Key result: On 12 lecture recordings totaling 614 minutes, Whisper Large V3 Turbo had the best result in this benchmark: 8.9% WER, 64.8x realtime, and 9.5 minutes total processing time.
I have been building a new Canvas tool that combines ideas from my Canvas Design Studio project and my Canvas Backup app. I am hoping to release it soon, but while working on it I ran into a practical question:

Which speech-to-text model should I use for lecture capture?

That question turned into its own side project: https://github.com/Ryfter/asr-bench.

The idea is simple. Instead of trusting a leaderboard, run the models against your own audio, on your own hardware, and see what happens.

For my first real test, I used 12 lecture recordings from my own course.
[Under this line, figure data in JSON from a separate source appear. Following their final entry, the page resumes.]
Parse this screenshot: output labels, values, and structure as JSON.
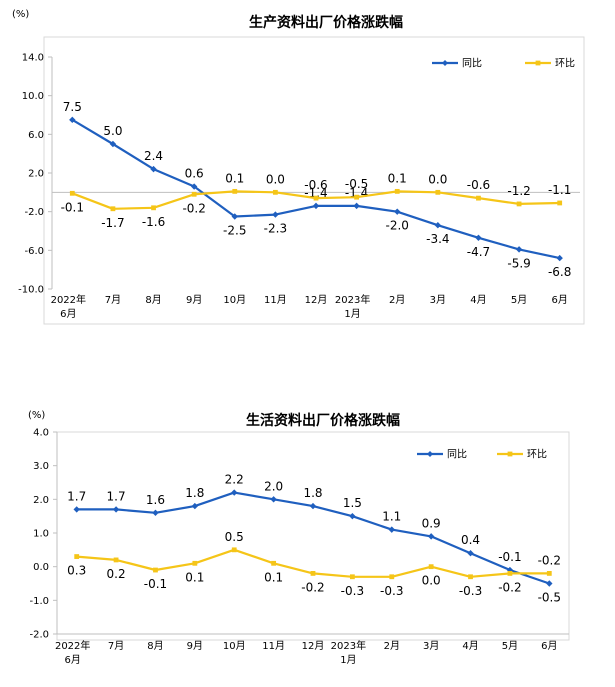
{
  "colors": {
    "yoy": "#1f5fbf",
    "mom": "#f5c518",
    "axis": "#bfbfbf",
    "frame": "#d9d9d9"
  },
  "chart_data": [
    {
      "type": "line",
      "title": "生产资料出厂价格涨跌幅",
      "ylabel": "(%)",
      "ylim": [
        -10.0,
        14.0
      ],
      "yticks": [
        "14.0",
        "10.0",
        "6.0",
        "2.0",
        "-2.0",
        "-6.0",
        "-10.0"
      ],
      "ytick_values": [
        14,
        10,
        6,
        2,
        -2,
        -6,
        -10
      ],
      "categories": [
        [
          "2022年",
          "6月"
        ],
        [
          "7月"
        ],
        [
          "8月"
        ],
        [
          "9月"
        ],
        [
          "10月"
        ],
        [
          "11月"
        ],
        [
          "12月"
        ],
        [
          "2023年",
          "1月"
        ],
        [
          "2月"
        ],
        [
          "3月"
        ],
        [
          "4月"
        ],
        [
          "5月"
        ],
        [
          "6月"
        ]
      ],
      "series": [
        {
          "name": "同比",
          "color_key": "yoy",
          "values": [
            7.5,
            5.0,
            2.4,
            0.6,
            -2.5,
            -2.3,
            -1.4,
            -1.4,
            -2.0,
            -3.4,
            -4.7,
            -5.9,
            -6.8
          ],
          "labels": [
            "7.5",
            "5.0",
            "2.4",
            "0.6",
            "-2.5",
            "-2.3",
            "-1.4",
            "-1.4",
            "-2.0",
            "-3.4",
            "-4.7",
            "-5.9",
            "-6.8"
          ]
        },
        {
          "name": "环比",
          "color_key": "mom",
          "values": [
            -0.1,
            -1.7,
            -1.6,
            -0.2,
            0.1,
            0.0,
            -0.6,
            -0.5,
            0.1,
            0.0,
            -0.6,
            -1.2,
            -1.1
          ],
          "labels": [
            "-0.1",
            "-1.7",
            "-1.6",
            "-0.2",
            "0.1",
            "0.0",
            "-0.6",
            "-0.5",
            "0.1",
            "0.0",
            "-0.6",
            "-1.2",
            "-1.1"
          ]
        }
      ]
    },
    {
      "type": "line",
      "title": "生活资料出厂价格涨跌幅",
      "ylabel": "(%)",
      "ylim": [
        -2.0,
        4.0
      ],
      "yticks": [
        "4.0",
        "3.0",
        "2.0",
        "1.0",
        "0.0",
        "-1.0",
        "-2.0"
      ],
      "ytick_values": [
        4,
        3,
        2,
        1,
        0,
        -1,
        -2
      ],
      "categories": [
        [
          "2022年",
          "6月"
        ],
        [
          "7月"
        ],
        [
          "8月"
        ],
        [
          "9月"
        ],
        [
          "10月"
        ],
        [
          "11月"
        ],
        [
          "12月"
        ],
        [
          "2023年",
          "1月"
        ],
        [
          "2月"
        ],
        [
          "3月"
        ],
        [
          "4月"
        ],
        [
          "5月"
        ],
        [
          "6月"
        ]
      ],
      "series": [
        {
          "name": "同比",
          "color_key": "yoy",
          "values": [
            1.7,
            1.7,
            1.6,
            1.8,
            2.2,
            2.0,
            1.8,
            1.5,
            1.1,
            0.9,
            0.4,
            -0.1,
            -0.5
          ],
          "labels": [
            "1.7",
            "1.7",
            "1.6",
            "1.8",
            "2.2",
            "2.0",
            "1.8",
            "1.5",
            "1.1",
            "0.9",
            "0.4",
            "-0.1",
            "-0.5"
          ]
        },
        {
          "name": "环比",
          "color_key": "mom",
          "values": [
            0.3,
            0.2,
            -0.1,
            0.1,
            0.5,
            0.1,
            -0.2,
            -0.3,
            -0.3,
            0.0,
            -0.3,
            -0.2,
            -0.2
          ],
          "labels": [
            "0.3",
            "0.2",
            "-0.1",
            "0.1",
            "0.5",
            "0.1",
            "-0.2",
            "-0.3",
            "-0.3",
            "0.0",
            "-0.3",
            "-0.2",
            "-0.2"
          ]
        }
      ]
    }
  ]
}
In total, that was 614 minutes of lecture capture. A little over 10 hours of classroom audio.

I tested four local Whisper models:

Model Parameters Disk WER Speed Total Time
Whisper Small 244M 1.4 GB 10.7% 43.5x 14.1 min
Whisper Medium 769M 1.4 GB 11.8% 29.1x 21.1 min
Whisper Large V3 1550M 8.6 GB 14.2% 14.7x 41.9 min
Whisper Large V3 Turbo 809M 1.5 GB 8.9% 64.8x 9.5 min

For this set of lectures, Whisper Large V3 Turbo was the clear pick. It had the lowest WER and finished the entire 10-hour corpus in about 9.5 minutes.

That is the kind of result I care about. Not “what is the best model in general?” but “what should I use for this actual workflow?”

A quick note on the numbers: the reference transcripts were Panopto-generated captions, not hand-corrected transcripts. So I would not treat these as perfect accuracy scores. They are better read as a comparison against the captions I already had.

That is still useful. Most professors and instructional teams are not starting with perfect transcripts. They are starting with lecture capture output, exported captions, and a need to improve what already exists.

The README for the project includes the model sizes, parameter counts, disk usage, runtime, VRAM usage, and per-lecture breakdowns. That makes it easier to choose a model based on the whole workflow, not just one accuracy number.

For my lecture capture work, Whisper Large V3 Turbo is the model I would try first.